If the explicit message of WALL-E is an exposure of liberalism’s ultimate end, the implicit message is the essence of conservatism. Conservatism derives its name from its fundamental tenet: to conserve, to maintain the status quo, which often requires a returning to the practices and policies of an earlier time.
Liberals recoil at the notion that something earlier or older could possibly be better. After all that’s why most liberals would rather be known as progressives. But progress devoid of an historical orientation, based only in our fascination with the novel and a rejection of all things classic, may take you into a promising future but ultimately brings you back to earth and the reality that what has been is what will be, and what has been done is what will be done (Ecclesiastes 1:9).

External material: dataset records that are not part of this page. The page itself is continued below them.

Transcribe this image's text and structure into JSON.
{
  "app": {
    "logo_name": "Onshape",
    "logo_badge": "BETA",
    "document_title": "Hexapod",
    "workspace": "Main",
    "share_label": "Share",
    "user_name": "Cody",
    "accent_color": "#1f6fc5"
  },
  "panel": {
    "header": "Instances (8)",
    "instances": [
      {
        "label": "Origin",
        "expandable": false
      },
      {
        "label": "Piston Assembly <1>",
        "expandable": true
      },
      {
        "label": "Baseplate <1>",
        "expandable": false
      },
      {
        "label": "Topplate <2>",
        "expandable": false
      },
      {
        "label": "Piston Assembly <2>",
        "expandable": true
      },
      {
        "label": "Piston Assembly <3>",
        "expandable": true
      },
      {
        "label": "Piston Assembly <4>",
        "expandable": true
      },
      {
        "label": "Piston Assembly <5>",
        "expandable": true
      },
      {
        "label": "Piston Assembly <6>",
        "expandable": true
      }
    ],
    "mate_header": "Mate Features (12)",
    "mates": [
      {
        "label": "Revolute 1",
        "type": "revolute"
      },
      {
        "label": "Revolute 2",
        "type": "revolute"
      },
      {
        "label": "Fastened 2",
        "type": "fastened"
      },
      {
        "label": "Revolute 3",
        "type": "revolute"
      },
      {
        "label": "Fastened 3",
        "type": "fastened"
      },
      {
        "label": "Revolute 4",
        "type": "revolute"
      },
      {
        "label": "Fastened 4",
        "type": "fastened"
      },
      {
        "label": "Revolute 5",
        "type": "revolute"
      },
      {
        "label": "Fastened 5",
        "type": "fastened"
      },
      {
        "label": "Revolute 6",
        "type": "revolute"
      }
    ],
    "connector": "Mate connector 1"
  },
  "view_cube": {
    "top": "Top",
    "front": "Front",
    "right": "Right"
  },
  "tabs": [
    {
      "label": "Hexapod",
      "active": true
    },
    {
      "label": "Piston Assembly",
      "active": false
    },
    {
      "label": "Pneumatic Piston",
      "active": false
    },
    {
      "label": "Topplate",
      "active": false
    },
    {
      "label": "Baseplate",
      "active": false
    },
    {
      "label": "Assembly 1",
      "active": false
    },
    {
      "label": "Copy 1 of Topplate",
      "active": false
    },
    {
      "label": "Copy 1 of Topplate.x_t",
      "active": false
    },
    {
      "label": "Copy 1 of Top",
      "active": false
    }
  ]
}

Additionally, WALL-E is an appeal to return to our humanity, to free ourselves from captivity to an ever encroaching technology. Human beings need real conversation, not communication mediated through an electronic device. In this sense WALL-E is an Orwellian depiction of the future we are even now living, one where there is a whole lot of communication taking place but very little conversation, and no love. In the process, the robots have become what humans ought to be—relational and loving—and humans have become robots, disinterested and unaware that anything at all is occurring outside of their limited technological universe.
Resisting the siren song of technology will require all out war against it, not just merely a passive resistance. It means tuning out, turning off, shutting down, unplugging. It means, in essence, being unavailable. It means that when you reach out and touch someone you actually do. The personal liberty promised by the gadgets bequeathed to us by the likes of Bill Gates and Steve Jobs have in reality enslaved us to an anticipation of the next personally liberating device.
WALL-E is a call to an armed resistance against two very real enemies. First, government control of every aspect of our life and second, our own depraved hearts which are so easily lulled into a technologically-induced passivity. The second threat creates the opportunity on which the first threat capitalizes. Conquer the second threat and you’ve eliminated the first. We have met the enemy, and he is us.